И Лёшка решила послушать Вадьку. Она мало что знала о «взрослой» стороне отношений, её будто водили по краю, не давай сорваться, проведя белым мелом чёткую границу.
— Что это?
— Яблочное вино, рыбка. Сидр.
— Вкусно?
— Сладенько…
— Дашь?
— Хм, держи.
Было сладко и совсем не похоже на вино, во всяком случае, Лёшка не так себе представляла вкус алкоголя.

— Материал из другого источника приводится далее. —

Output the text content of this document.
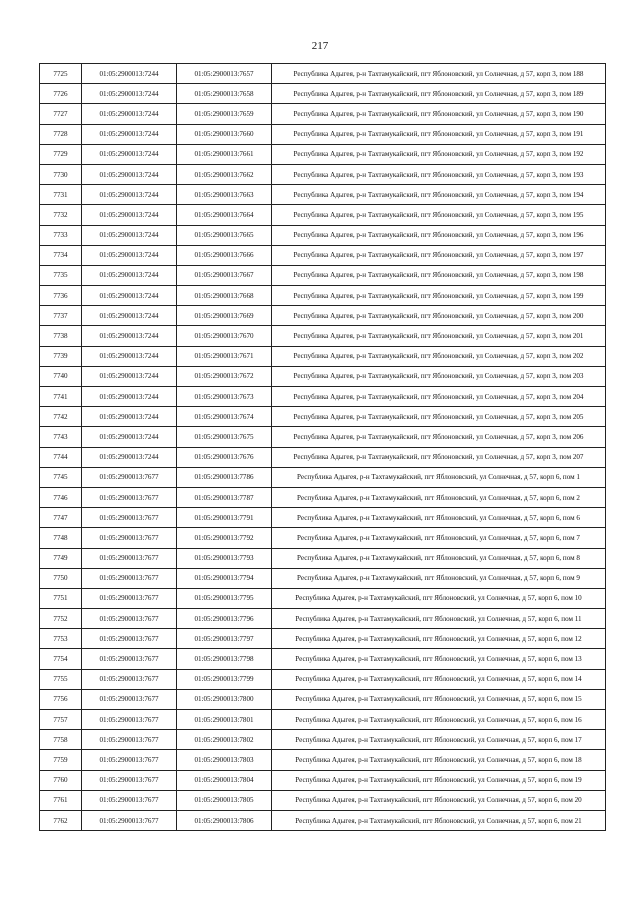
217
7725	01:05:2900013:7244	01:05:2900013:7657	Республика Адыгея, р-н Тахтамукайский, пгт Яблоновский, ул Солнечная, д 57, корп 3, пом 188
7726	01:05:2900013:7244	01:05:2900013:7658	Республика Адыгея, р-н Тахтамукайский, пгт Яблоновский, ул Солнечная, д 57, корп 3, пом 189
7727	01:05:2900013:7244	01:05:2900013:7659	Республика Адыгея, р-н Тахтамукайский, пгт Яблоновский, ул Солнечная, д 57, корп 3, пом 190
7728	01:05:2900013:7244	01:05:2900013:7660	Республика Адыгея, р-н Тахтамукайский, пгт Яблоновский, ул Солнечная, д 57, корп 3, пом 191
7729	01:05:2900013:7244	01:05:2900013:7661	Республика Адыгея, р-н Тахтамукайский, пгт Яблоновский, ул Солнечная, д 57, корп 3, пом 192
7730	01:05:2900013:7244	01:05:2900013:7662	Республика Адыгея, р-н Тахтамукайский, пгт Яблоновский, ул Солнечная, д 57, корп 3, пом 193
7731	01:05:2900013:7244	01:05:2900013:7663	Республика Адыгея, р-н Тахтамукайский, пгт Яблоновский, ул Солнечная, д 57, корп 3, пом 194
7732	01:05:2900013:7244	01:05:2900013:7664	Республика Адыгея, р-н Тахтамукайский, пгт Яблоновский, ул Солнечная, д 57, корп 3, пом 195
7733	01:05:2900013:7244	01:05:2900013:7665	Республика Адыгея, р-н Тахтамукайский, пгт Яблоновский, ул Солнечная, д 57, корп 3, пом 196
7734	01:05:2900013:7244	01:05:2900013:7666	Республика Адыгея, р-н Тахтамукайский, пгт Яблоновский, ул Солнечная, д 57, корп 3, пом 197
7735	01:05:2900013:7244	01:05:2900013:7667	Республика Адыгея, р-н Тахтамукайский, пгт Яблоновский, ул Солнечная, д 57, корп 3, пом 198
7736	01:05:2900013:7244	01:05:2900013:7668	Республика Адыгея, р-н Тахтамукайский, пгт Яблоновский, ул Солнечная, д 57, корп 3, пом 199
7737	01:05:2900013:7244	01:05:2900013:7669	Республика Адыгея, р-н Тахтамукайский, пгт Яблоновский, ул Солнечная, д 57, корп 3, пом 200
7738	01:05:2900013:7244	01:05:2900013:7670	Республика Адыгея, р-н Тахтамукайский, пгт Яблоновский, ул Солнечная, д 57, корп 3, пом 201
7739	01:05:2900013:7244	01:05:2900013:7671	Республика Адыгея, р-н Тахтамукайский, пгт Яблоновский, ул Солнечная, д 57, корп 3, пом 202
7740	01:05:2900013:7244	01:05:2900013:7672	Республика Адыгея, р-н Тахтамукайский, пгт Яблоновский, ул Солнечная, д 57, корп 3, пом 203
7741	01:05:2900013:7244	01:05:2900013:7673	Республика Адыгея, р-н Тахтамукайский, пгт Яблоновский, ул Солнечная, д 57, корп 3, пом 204
7742	01:05:2900013:7244	01:05:2900013:7674	Республика Адыгея, р-н Тахтамукайский, пгт Яблоновский, ул Солнечная, д 57, корп 3, пом 205
7743	01:05:2900013:7244	01:05:2900013:7675	Республика Адыгея, р-н Тахтамукайский, пгт Яблоновский, ул Солнечная, д 57, корп 3, пом 206
7744	01:05:2900013:7244	01:05:2900013:7676	Республика Адыгея, р-н Тахтамукайский, пгт Яблоновский, ул Солнечная, д 57, корп 3, пом 207
7745	01:05:2900013:7677	01:05:2900013:7786	Республика Адыгея, р-н Тахтамукайский, пгт Яблоновский, ул Солнечная, д 57, корп 6, пом 1
7746	01:05:2900013:7677	01:05:2900013:7787	Республика Адыгея, р-н Тахтамукайский, пгт Яблоновский, ул Солнечная, д 57, корп 6, пом 2
7747	01:05:2900013:7677	01:05:2900013:7791	Республика Адыгея, р-н Тахтамукайский, пгт Яблоновский, ул Солнечная, д 57, корп 6, пом 6
7748	01:05:2900013:7677	01:05:2900013:7792	Республика Адыгея, р-н Тахтамукайский, пгт Яблоновский, ул Солнечная, д 57, корп 6, пом 7
7749	01:05:2900013:7677	01:05:2900013:7793	Республика Адыгея, р-н Тахтамукайский, пгт Яблоновский, ул Солнечная, д 57, корп 6, пом 8
7750	01:05:2900013:7677	01:05:2900013:7794	Республика Адыгея, р-н Тахтамукайский, пгт Яблоновский, ул Солнечная, д 57, корп 6, пом 9
7751	01:05:2900013:7677	01:05:2900013:7795	Республика Адыгея, р-н Тахтамукайский, пгт Яблоновский, ул Солнечная, д 57, корп 6, пом 10
7752	01:05:2900013:7677	01:05:2900013:7796	Республика Адыгея, р-н Тахтамукайский, пгт Яблоновский, ул Солнечная, д 57, корп 6, пом 11
7753	01:05:2900013:7677	01:05:2900013:7797	Республика Адыгея, р-н Тахтамукайский, пгт Яблоновский, ул Солнечная, д 57, корп 6, пом 12
7754	01:05:2900013:7677	01:05:2900013:7798	Республика Адыгея, р-н Тахтамукайский, пгт Яблоновский, ул Солнечная, д 57, корп 6, пом 13
7755	01:05:2900013:7677	01:05:2900013:7799	Республика Адыгея, р-н Тахтамукайский, пгт Яблоновский, ул Солнечная, д 57, корп 6, пом 14
7756	01:05:2900013:7677	01:05:2900013:7800	Республика Адыгея, р-н Тахтамукайский, пгт Яблоновский, ул Солнечная, д 57, корп 6, пом 15
7757	01:05:2900013:7677	01:05:2900013:7801	Республика Адыгея, р-н Тахтамукайский, пгт Яблоновский, ул Солнечная, д 57, корп 6, пом 16
7758	01:05:2900013:7677	01:05:2900013:7802	Республика Адыгея, р-н Тахтамукайский, пгт Яблоновский, ул Солнечная, д 57, корп 6, пом 17
7759	01:05:2900013:7677	01:05:2900013:7803	Республика Адыгея, р-н Тахтамукайский, пгт Яблоновский, ул Солнечная, д 57, корп 6, пом 18
7760	01:05:2900013:7677	01:05:2900013:7804	Республика Адыгея, р-н Тахтамукайский, пгт Яблоновский, ул Солнечная, д 57, корп 6, пом 19
7761	01:05:2900013:7677	01:05:2900013:7805	Республика Адыгея, р-н Тахтамукайский, пгт Яблоновский, ул Солнечная, д 57, корп 6, пом 20
7762	01:05:2900013:7677	01:05:2900013:7806	Республика Адыгея, р-н Тахтамукайский, пгт Яблоновский, ул Солнечная, д 57, корп 6, пом 21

Вадька выпил свой бокал сразу, отставил в сторону, пошёл проверить донку.
— Мне теперь сушёной рыбы лет на пять хватит, — смеясь.
— Будешь меня вспоминать!
— Не очень-то ты похожа на солёную рыбу… ты золотая, волшебная, сладкая, как ириски «кис-кис», наверное, я в детстве тебя перекормил ирисками, до сих пор пахнешь…
— Налей ещё этого яблочного вина.
— Запьянеешь.
— Ты же пьёшь.
— Я много чего пью, а ты запьянеешь.
— Ну и что…
— Ох, рыбка, — в губы, — это совсем нехорошее сочетание — захмелевшая девушка исходящий по ней с ума мужчина.
— Ты сходишь с ума по какой-то девушке? — так же, в губы.
— По тебе, — целуя, — я схожу с ума по тебе, я люблю тебя, люблю тебя, люблю… хочу… — резко отрываясь, — ладно, выпей ещё.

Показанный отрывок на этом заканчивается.